The sessions disturbed Louis. He felt a hopelessness, a fear that Rebecca would never be returned to him. Often he had to walk out of the viewing room, but always he came back.
Six months after Ruda's death, Franks decided Rebecca was strong enough to delve more deeply into the past, sometimes without hypnosis. She talked of the woman whom Ruda had nicknamed "Red Lips." Franks surmised that the woman was the notorious Irma Griese, known for her beauty — and remembered for her cruelty to the inmates at Auschwitz and Birkenau. Rebecca recalled that Griese always smelled of flowers.

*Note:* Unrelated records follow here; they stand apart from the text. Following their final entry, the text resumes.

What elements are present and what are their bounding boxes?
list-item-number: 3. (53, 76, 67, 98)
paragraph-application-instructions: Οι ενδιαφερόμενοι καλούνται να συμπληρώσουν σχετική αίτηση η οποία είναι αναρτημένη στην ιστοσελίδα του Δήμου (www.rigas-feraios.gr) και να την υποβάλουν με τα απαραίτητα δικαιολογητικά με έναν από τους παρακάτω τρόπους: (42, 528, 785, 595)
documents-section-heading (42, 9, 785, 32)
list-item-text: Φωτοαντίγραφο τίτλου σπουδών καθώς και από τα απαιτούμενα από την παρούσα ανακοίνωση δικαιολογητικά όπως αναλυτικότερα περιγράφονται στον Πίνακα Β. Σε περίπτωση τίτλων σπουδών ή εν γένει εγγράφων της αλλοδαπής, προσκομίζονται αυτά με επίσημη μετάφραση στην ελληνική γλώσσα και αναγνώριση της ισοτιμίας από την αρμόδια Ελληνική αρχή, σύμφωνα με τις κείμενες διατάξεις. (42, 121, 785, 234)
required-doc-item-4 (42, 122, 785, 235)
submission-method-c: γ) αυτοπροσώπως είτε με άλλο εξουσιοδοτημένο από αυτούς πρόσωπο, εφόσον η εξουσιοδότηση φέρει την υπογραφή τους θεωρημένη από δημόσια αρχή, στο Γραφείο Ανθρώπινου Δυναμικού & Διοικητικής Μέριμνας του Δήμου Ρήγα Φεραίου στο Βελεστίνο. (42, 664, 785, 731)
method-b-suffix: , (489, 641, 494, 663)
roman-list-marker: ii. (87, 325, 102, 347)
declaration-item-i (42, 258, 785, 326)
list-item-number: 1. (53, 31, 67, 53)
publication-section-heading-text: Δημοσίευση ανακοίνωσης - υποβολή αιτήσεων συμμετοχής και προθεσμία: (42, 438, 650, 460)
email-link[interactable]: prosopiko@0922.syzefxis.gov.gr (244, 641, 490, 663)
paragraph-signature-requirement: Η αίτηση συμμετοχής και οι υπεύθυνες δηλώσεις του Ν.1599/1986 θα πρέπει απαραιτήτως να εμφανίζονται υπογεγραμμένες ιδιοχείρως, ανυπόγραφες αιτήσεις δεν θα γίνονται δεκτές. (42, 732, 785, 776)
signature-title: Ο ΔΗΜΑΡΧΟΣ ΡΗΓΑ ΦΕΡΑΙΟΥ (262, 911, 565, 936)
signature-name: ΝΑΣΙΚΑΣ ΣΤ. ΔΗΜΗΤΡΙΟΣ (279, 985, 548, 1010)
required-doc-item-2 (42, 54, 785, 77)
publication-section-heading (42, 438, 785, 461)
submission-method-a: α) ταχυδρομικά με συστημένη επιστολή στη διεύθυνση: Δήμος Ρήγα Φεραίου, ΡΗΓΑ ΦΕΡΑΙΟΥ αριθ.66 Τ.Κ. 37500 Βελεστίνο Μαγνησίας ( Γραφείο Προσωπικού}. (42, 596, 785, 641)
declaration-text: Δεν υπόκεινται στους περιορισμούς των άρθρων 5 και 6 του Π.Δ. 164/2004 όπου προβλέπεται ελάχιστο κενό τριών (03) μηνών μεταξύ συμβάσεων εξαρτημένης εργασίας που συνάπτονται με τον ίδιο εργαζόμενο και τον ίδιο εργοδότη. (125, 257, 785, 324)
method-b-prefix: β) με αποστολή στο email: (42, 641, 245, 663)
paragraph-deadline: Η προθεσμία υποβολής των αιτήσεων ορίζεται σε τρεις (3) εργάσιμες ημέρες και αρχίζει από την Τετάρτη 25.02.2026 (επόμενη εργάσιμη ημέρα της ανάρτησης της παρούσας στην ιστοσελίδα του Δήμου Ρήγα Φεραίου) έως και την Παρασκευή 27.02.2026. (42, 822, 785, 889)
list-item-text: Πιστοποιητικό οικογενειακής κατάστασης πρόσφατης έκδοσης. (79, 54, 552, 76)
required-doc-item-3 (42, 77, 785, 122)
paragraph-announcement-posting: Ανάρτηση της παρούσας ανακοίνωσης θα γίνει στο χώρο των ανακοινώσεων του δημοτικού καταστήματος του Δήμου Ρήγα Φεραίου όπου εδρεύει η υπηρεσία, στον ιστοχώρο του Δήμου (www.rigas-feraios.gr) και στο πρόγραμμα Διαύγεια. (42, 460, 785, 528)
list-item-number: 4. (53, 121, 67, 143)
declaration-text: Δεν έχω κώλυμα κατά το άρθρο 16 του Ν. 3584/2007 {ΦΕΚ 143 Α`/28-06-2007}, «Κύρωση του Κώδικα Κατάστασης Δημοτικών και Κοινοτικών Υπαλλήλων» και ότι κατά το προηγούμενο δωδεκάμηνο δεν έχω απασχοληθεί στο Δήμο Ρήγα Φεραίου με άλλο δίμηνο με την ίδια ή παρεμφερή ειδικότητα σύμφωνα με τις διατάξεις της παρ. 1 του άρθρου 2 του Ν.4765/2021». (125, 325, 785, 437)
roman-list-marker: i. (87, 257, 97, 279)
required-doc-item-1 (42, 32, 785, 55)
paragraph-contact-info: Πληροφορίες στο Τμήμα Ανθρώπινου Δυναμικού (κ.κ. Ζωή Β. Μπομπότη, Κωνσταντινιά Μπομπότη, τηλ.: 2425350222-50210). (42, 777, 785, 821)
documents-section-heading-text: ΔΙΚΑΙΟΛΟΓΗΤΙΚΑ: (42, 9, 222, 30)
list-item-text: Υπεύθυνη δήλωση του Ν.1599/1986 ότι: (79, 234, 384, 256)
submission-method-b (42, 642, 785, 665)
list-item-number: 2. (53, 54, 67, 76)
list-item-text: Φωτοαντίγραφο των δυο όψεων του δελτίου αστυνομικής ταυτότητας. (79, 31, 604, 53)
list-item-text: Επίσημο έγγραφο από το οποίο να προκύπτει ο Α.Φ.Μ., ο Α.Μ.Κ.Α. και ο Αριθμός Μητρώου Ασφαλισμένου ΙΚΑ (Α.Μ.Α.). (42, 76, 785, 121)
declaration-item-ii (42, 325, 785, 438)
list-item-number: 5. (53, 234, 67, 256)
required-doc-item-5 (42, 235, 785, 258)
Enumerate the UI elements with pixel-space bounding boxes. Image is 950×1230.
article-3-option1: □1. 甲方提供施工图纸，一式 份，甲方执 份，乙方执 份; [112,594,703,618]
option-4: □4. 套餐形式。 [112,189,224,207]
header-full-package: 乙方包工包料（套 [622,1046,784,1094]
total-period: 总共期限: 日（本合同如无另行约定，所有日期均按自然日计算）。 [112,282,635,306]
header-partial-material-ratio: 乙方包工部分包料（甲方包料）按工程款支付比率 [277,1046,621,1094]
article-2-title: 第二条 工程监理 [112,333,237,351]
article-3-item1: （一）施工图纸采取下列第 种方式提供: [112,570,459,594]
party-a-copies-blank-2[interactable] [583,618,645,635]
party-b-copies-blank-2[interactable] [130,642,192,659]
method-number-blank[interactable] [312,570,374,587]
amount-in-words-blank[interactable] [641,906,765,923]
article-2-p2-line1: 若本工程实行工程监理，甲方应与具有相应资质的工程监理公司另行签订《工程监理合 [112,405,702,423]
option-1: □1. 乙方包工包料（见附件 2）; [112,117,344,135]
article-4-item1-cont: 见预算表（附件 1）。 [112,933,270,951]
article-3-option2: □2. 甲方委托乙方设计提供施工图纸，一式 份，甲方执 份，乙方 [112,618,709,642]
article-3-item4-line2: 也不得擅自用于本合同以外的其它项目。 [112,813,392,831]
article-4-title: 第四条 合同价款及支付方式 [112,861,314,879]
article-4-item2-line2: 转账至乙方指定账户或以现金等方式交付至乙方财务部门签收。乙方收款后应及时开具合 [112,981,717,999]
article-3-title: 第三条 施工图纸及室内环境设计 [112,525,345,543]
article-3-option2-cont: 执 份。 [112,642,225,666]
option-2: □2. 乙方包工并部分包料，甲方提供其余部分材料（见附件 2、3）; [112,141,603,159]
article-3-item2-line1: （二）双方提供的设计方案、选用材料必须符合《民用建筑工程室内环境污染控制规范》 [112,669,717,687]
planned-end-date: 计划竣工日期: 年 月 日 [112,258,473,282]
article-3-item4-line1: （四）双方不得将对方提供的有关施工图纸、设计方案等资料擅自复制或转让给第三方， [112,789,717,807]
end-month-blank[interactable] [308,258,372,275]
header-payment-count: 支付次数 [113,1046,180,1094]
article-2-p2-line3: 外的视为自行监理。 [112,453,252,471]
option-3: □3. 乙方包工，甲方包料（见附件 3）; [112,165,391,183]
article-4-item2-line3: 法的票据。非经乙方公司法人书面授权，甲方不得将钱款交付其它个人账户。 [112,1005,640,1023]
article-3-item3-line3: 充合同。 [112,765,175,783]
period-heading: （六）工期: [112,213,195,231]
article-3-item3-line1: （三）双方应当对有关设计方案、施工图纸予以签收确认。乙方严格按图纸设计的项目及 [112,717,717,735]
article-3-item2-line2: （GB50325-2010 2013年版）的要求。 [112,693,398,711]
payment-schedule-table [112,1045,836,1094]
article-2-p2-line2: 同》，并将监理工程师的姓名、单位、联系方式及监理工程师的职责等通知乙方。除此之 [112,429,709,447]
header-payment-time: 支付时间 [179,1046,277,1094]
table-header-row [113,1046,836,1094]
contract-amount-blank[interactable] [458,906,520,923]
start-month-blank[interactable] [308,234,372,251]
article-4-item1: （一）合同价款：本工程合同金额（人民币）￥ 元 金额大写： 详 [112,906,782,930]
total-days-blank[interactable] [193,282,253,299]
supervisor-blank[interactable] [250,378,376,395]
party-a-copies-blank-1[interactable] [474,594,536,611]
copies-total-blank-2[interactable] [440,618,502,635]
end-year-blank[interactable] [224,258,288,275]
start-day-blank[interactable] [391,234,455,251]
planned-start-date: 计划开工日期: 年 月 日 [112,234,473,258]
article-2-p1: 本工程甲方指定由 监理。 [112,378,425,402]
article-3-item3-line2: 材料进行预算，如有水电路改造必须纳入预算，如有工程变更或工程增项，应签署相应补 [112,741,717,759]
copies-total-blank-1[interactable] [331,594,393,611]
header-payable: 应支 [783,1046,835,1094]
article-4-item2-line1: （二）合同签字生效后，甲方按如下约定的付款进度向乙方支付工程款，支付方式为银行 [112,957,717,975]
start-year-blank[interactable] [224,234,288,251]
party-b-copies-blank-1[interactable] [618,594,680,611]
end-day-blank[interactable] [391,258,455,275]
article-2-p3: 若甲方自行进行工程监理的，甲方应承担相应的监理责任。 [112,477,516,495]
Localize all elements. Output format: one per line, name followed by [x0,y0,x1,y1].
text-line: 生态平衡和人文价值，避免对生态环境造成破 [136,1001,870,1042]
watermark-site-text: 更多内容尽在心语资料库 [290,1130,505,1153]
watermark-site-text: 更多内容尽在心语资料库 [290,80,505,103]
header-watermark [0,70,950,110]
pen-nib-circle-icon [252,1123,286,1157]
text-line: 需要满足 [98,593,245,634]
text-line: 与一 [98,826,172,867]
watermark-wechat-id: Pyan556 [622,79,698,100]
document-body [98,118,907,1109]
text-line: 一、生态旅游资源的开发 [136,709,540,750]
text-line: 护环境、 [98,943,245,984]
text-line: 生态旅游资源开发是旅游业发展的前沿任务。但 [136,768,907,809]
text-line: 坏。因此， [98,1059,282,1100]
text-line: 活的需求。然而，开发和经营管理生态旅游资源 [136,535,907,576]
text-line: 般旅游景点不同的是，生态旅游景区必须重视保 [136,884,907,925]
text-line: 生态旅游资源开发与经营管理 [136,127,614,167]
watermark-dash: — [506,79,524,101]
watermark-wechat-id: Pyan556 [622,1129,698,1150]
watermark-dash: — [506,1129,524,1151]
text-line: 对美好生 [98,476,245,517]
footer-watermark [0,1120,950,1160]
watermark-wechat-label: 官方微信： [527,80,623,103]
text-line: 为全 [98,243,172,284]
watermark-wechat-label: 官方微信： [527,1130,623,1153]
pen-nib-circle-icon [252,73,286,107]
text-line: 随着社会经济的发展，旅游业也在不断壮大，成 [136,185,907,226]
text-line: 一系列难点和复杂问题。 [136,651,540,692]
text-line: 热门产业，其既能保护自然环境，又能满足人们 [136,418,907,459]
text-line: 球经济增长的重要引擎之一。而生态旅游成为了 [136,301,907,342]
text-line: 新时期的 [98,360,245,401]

"Ruda said she wanted to be like her when she grew up. Red Lips used to have a whip tucked into her boots, like a lion tamer, and when she was near, because of her perfume, we didn't smell the bread. They made bread, day and night. Papa told us that was why the flames were red, the ovens had to be hot for the sweet bread."
At the next session, Franks noticed a physical change in his patient. The child in Rebecca was beginning to recede, she was subdued. When he asked if she was feeling unwell her voice took on a strange dullness.
"My frock is dirty."
Franks waited but she said nothing more. He hypnotized her again and she sat throughout the session with her head deeply bowed. She no longer smiled.